2024/2/23

IRミーティング後のアンケート集計結果(2023年10~12月)

カディラキャピタルマネジメントでは、IRミーティングの後、ご担当者様にアンケートの協力をお願いしています。

 

私たちがアンケートを実施する目的は、企業側の意見を把握して活動のヒントを得ることと、アンケートの集計結果を企業に伝えてIR活動の参考にしてもらうこと、の2点です。

 

また、アンケート結果を共有することは、資本市場関係者の相互理解を深めることに役立つと思われるため、以下の通り公開します(企業宛に送付したメール文章を一部修正した内容)。

 

 アンケート集計結果

 

今回のミーティングでは御社にとって重要な点に話題が及びましたか?

はい:100%(前四半期97%)

いいえ:0%(0%)

どちらともいえない:0%(3%)

 

今回のミーティングで御社にとって重要だった論点は、以下のうちどれですか(複数回答可)

経営理念:23%(21%)

中長期方針:82%(82%)

財務情報:18%(13%)

事業の詳細:31%(47%)

サステナビリティ:64%(63%)

その他:15%(21%)

 

次回、弊社とミーティングを行う際に対応いただける可能性のある方を選んでください(複数回答可)

経営トップ:36%(24%)

担当役員:64%(63%)

社外取締役:10%(8%)

IR担当者:95%(97%)

サステナビリティ担当者:49%(53%)

事業責任者:13%(13%)

 

従業員エンゲージメントの結果を開示していますか

(前四半期は生物多様性ポリシーについての質問でした。)

はい:26%

いいえ:69%

不明:5%

  

カディラからの補足コメント

 

前四半期は生物多様性ポリシーを設定しているかどうかを確認させていただきましたが、今四半期は従業員エンゲージメントを開示しているか、質問させていただきました。

 

今回企業の皆様に回答いただいた内容を某情報提供会社のデータと見比べたところ、4割以上で回答が食い違っていました。つまり、企業は従業員エンゲージメントの結果を開示していると認識しているが、ベンダーのデータでは「No」または「N/A」となっている状態、もしくは企業が「いいえ」と回答しているのにデータが「Yes」となっている状態でした。

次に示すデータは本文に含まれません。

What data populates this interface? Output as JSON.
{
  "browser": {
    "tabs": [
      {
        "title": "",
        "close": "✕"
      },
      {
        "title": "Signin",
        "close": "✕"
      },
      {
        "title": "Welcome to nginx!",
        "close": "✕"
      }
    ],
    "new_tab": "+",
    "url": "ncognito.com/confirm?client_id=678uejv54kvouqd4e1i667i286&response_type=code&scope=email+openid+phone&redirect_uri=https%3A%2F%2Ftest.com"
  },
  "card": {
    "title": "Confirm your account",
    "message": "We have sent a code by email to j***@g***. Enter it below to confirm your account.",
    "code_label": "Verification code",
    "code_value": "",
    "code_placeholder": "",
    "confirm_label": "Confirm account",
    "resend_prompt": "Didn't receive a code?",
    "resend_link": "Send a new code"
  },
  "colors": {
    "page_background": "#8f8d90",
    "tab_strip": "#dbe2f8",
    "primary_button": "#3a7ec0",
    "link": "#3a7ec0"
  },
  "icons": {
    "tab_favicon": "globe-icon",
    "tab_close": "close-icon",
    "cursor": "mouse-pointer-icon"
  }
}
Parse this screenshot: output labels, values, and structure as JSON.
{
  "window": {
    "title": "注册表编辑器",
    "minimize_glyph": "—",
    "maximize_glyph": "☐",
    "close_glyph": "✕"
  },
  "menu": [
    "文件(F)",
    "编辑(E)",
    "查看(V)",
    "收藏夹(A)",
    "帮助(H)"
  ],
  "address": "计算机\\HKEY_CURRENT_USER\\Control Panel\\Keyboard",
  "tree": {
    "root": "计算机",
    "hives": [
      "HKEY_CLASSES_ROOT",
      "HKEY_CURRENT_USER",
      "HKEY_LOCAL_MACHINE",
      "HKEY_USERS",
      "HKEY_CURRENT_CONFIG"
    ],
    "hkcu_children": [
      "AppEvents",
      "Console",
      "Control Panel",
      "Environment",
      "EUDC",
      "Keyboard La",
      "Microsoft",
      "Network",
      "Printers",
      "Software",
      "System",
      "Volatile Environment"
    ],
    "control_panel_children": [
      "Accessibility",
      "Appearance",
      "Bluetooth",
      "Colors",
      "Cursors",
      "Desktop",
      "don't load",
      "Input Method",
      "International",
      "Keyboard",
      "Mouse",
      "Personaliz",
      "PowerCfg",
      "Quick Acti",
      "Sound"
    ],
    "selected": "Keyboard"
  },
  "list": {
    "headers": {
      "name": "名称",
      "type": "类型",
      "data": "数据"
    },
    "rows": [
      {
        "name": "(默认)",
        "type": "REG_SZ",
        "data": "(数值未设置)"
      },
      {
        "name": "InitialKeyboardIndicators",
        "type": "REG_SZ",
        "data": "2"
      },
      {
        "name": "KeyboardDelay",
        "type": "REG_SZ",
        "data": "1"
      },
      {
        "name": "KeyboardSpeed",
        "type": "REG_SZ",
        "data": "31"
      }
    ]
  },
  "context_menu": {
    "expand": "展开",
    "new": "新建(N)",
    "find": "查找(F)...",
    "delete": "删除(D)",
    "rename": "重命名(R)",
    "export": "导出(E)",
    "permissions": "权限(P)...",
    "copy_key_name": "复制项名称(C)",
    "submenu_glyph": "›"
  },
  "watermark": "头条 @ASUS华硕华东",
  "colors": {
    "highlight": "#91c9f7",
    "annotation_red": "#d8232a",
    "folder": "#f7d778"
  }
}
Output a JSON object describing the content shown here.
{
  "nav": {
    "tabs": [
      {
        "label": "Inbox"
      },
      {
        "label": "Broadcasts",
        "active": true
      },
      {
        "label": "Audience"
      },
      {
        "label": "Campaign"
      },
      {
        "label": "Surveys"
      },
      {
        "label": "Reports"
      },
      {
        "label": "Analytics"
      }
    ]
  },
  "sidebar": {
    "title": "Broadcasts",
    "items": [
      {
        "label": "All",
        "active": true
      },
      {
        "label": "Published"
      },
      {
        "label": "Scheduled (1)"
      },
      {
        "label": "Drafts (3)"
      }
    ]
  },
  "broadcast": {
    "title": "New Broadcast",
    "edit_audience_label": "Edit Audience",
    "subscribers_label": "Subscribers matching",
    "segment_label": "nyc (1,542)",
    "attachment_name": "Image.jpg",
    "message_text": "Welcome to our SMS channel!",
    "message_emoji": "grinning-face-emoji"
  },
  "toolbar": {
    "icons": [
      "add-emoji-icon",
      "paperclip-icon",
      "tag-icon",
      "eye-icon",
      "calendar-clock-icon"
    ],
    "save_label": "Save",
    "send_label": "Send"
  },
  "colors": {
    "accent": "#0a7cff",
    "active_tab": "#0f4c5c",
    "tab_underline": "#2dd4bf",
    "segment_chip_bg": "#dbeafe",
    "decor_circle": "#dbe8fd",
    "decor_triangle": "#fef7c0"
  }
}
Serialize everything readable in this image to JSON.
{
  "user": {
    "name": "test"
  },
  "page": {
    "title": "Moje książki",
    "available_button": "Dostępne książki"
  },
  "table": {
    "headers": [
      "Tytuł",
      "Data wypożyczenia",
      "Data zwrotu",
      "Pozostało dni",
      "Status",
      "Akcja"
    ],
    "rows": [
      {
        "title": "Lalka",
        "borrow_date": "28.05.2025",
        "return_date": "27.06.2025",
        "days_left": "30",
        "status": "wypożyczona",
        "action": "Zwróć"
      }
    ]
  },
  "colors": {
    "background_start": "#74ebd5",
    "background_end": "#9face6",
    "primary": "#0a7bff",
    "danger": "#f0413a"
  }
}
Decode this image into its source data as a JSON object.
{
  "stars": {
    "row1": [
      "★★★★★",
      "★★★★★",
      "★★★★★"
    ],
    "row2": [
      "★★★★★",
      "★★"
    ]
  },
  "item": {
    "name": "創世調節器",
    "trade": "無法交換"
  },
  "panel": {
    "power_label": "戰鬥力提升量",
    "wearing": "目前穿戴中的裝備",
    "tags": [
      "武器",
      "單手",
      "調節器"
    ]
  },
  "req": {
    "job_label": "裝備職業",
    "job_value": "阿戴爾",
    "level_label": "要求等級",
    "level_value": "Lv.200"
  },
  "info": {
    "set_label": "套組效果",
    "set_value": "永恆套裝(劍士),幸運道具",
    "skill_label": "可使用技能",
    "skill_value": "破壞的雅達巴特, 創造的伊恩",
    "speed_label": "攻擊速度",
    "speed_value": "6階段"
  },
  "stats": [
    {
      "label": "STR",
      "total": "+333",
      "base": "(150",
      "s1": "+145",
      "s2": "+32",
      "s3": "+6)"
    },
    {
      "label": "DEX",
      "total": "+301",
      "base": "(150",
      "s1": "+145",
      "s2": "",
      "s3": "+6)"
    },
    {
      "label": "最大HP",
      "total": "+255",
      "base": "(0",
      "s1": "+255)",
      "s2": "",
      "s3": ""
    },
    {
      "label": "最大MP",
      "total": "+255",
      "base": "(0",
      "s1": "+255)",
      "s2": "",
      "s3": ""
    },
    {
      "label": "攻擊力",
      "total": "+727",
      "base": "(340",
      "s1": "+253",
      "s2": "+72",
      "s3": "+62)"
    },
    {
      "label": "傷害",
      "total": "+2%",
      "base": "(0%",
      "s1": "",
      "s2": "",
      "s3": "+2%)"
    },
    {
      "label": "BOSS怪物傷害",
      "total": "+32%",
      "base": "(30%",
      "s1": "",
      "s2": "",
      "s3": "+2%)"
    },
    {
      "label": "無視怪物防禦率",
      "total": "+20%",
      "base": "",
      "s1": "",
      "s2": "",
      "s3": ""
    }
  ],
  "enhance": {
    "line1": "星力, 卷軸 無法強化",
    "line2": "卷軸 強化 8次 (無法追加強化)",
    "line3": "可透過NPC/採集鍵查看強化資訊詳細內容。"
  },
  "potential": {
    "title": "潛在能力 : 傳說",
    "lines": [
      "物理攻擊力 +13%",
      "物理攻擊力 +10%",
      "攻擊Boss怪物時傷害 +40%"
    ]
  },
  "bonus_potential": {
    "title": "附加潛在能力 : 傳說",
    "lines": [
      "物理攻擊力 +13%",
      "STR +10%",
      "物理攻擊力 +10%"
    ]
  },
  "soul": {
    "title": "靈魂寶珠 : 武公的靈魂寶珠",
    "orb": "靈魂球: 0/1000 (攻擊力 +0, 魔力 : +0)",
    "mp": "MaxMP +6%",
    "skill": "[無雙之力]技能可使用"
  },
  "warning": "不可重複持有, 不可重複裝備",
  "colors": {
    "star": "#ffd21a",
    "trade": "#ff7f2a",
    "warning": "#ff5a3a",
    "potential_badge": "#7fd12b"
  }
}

開示方法の標準化がなされていないことや、タイミングのズレなどから情報提供会社のデータが企業側の認識と異なることはしばしば起こりえます。利用する際には注意が必要であることはもちろん、企業自身がわかりやすい情報開示を行うことや、データ提供会社が情報の精度を高めることなど、関係各所が協力していくことが、より良いエコシステムを構築するために重要でしょう。

 

なお、従業員エンゲージメントについて開示している企業はまだ半数に満たない上に、内容も標準化されていないため、企業間の「横比較」として使うには時期尚早ですが、一社のスコアを「時系列」で見ることは有意義だと感じています。

なお、より良い投資判断のためには、数値が改善または悪化しているという見た目だけでなく、データの背景や、それを踏まえた企業の対応策に注意を払うことが重要です。よって、情報開示においては、従業員のインタビュー記事など、現場の実態がわかるような内容を含めてもらえることを期待しています。